En salle, en rue, dans des espaces clos ou ouverts, de jour ou de nuit, la Libanaise Chrystèle Khodr – Titre provisoire en 2017, Augures en 2021, Ordalie en 2023 –, le Camerounais Zora Snake et la compagnie Garniouze – Rictus en 2015 et Ce que j’appelle oubli en 2023 – ont modelé ce festival, ponctué aussi par la venue du maître Matthias Langhoff et sa Mission d’Heiner Müller, sur un plancher bancal, époustouflant de modernité à propos d’un soulèvement avorté d’esclaves sous l’ère napoléonienne.

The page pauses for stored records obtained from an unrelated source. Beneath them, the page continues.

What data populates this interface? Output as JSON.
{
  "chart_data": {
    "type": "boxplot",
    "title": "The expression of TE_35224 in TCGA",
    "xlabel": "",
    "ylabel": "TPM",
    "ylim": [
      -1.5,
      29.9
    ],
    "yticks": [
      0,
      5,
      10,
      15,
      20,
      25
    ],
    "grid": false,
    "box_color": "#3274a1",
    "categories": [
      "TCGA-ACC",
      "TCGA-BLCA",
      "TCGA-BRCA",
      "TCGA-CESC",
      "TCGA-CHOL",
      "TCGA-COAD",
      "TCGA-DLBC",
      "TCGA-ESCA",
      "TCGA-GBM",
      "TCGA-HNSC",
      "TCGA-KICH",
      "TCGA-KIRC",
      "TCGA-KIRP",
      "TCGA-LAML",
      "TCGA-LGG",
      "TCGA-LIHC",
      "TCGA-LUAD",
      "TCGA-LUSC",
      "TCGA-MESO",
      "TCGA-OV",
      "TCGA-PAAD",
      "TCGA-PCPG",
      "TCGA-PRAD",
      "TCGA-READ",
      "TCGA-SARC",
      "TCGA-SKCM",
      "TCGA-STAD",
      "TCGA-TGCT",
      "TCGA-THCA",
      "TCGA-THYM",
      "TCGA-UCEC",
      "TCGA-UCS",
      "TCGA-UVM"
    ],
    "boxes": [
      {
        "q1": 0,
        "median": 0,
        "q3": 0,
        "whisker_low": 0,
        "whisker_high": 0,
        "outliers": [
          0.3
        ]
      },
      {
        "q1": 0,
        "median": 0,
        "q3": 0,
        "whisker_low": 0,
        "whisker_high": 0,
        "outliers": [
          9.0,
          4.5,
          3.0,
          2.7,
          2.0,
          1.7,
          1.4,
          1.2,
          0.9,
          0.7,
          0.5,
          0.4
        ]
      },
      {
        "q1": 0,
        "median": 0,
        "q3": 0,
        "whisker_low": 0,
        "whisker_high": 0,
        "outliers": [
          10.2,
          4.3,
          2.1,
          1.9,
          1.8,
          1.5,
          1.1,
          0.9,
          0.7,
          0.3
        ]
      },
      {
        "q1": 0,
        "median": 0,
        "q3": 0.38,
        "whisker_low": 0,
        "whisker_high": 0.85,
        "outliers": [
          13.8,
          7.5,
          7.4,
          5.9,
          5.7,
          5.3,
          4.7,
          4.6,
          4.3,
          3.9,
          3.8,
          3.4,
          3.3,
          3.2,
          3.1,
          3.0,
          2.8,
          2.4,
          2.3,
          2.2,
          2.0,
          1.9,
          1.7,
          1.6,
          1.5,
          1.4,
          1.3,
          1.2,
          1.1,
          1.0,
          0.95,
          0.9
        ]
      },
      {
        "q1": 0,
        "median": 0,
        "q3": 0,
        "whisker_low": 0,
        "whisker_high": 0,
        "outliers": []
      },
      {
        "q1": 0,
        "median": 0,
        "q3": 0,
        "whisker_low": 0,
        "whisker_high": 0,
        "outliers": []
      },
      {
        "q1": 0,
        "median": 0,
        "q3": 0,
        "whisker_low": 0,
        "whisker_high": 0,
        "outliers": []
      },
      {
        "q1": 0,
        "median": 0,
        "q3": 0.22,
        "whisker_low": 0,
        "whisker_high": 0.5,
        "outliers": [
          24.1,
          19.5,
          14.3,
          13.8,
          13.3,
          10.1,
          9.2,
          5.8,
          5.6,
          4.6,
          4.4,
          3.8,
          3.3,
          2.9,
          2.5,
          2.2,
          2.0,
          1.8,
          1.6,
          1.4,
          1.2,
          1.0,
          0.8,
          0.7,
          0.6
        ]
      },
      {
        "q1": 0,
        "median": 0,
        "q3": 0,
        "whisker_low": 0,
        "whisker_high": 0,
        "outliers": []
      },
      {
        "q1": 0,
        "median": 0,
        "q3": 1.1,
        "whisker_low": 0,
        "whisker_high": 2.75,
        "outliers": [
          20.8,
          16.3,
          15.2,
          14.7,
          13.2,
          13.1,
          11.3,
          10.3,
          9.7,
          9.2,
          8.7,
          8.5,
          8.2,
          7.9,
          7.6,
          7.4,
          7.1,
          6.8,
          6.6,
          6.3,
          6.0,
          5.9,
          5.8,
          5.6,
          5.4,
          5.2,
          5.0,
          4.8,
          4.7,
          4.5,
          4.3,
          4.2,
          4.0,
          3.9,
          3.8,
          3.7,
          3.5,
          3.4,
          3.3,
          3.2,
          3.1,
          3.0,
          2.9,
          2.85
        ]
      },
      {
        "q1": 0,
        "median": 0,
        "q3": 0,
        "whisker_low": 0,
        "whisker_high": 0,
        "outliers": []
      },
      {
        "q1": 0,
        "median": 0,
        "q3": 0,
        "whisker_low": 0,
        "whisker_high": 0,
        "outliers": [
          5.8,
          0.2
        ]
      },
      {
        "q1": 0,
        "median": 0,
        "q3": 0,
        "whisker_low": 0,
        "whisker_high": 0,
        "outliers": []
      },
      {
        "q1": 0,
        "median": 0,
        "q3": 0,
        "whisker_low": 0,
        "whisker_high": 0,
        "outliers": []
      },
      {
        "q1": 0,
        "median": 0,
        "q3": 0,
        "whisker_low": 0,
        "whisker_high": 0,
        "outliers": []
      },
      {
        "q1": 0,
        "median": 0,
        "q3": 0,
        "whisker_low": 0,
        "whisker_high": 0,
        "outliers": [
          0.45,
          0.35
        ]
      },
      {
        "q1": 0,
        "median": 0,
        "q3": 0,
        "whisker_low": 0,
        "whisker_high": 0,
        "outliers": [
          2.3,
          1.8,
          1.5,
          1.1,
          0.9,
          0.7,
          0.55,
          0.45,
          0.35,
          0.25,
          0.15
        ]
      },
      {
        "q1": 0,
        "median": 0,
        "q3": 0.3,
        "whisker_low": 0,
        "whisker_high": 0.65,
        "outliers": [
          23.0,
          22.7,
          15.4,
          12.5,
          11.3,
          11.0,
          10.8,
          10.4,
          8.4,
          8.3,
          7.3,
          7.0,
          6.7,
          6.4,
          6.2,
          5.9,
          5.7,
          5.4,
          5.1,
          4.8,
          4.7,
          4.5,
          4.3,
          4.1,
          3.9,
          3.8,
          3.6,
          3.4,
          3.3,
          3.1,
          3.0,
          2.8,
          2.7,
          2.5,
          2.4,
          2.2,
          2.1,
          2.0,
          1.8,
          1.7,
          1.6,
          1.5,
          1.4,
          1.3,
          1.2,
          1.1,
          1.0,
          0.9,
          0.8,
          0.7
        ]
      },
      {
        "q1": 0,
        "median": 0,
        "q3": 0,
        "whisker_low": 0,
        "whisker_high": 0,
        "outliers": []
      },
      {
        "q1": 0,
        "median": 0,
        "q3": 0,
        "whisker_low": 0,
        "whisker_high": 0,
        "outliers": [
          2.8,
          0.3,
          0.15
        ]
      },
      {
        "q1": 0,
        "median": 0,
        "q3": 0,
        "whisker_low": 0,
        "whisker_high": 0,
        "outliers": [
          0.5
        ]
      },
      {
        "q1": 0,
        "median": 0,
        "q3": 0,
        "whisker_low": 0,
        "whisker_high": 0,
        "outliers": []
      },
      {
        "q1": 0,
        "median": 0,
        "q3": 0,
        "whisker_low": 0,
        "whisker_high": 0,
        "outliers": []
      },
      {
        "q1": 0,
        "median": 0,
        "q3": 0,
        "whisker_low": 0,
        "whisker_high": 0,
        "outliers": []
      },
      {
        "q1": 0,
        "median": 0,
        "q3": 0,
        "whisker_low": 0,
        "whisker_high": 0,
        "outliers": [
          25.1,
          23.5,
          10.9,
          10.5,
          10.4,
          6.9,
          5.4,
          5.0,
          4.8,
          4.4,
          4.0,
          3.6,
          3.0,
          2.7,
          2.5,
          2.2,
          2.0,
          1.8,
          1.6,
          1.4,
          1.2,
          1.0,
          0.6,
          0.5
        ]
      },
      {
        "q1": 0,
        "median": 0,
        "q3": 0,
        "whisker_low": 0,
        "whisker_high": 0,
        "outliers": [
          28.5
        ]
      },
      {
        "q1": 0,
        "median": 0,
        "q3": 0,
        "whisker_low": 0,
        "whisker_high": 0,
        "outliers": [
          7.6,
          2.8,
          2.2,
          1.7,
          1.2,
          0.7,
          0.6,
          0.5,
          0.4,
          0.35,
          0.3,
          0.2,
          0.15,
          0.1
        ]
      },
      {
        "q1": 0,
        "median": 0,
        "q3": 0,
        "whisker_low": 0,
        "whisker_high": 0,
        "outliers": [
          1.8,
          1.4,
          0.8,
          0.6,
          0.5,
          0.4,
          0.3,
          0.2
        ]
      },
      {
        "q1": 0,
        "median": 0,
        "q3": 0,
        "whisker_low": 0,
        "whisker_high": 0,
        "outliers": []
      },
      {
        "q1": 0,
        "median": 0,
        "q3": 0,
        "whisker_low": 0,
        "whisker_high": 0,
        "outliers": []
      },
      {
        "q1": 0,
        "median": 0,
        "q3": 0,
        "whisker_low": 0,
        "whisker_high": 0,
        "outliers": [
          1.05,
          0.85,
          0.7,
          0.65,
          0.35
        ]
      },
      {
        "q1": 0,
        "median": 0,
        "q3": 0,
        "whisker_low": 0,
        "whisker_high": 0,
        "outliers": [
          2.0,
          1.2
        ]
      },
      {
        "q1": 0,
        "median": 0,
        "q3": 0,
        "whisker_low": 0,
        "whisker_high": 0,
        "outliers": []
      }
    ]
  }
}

Deux ans auparavant, en 2015, une partie du Raoul Collectif, le Nimis Groupe, proposait Ceux que j’ai rencontrés ne m’ont peut-être pas vu et interrogeait sans détour, avec des sans-papiers au plateau, le fonctionnement de l’agence Frontex, « bras armé de l’UE ». La même histoire. Une filiation.
À l’heure de passer la main, parmi ces multiples rencontres, Patrick Penot se remémore celle avec C’était un samedi de la metteuse en scène, autrice et traductrice Irène Bonnaud. « Dans les petites formes, au plus proche de ce qu’on a eu envie faire, il y a eu ce spectacle sur la déportation d’une petite communauté grecque juive romaniote avec des figurines en terre cuite, une des choses les plus bouleversantes que j’ai vues sur la Shoah », dit-il à propos de cette pièce qui a joué dans des salles plus ou moins grandes – à Bourgoin, Caluire, Bron… – et plus ou moins dédiées au théâtre – centre de résistance et de la déportation. À l’image d’un festival poli par son directeur pour sortir des chemins balisés et laisser place à celles et ceux qui sont invisibilisés.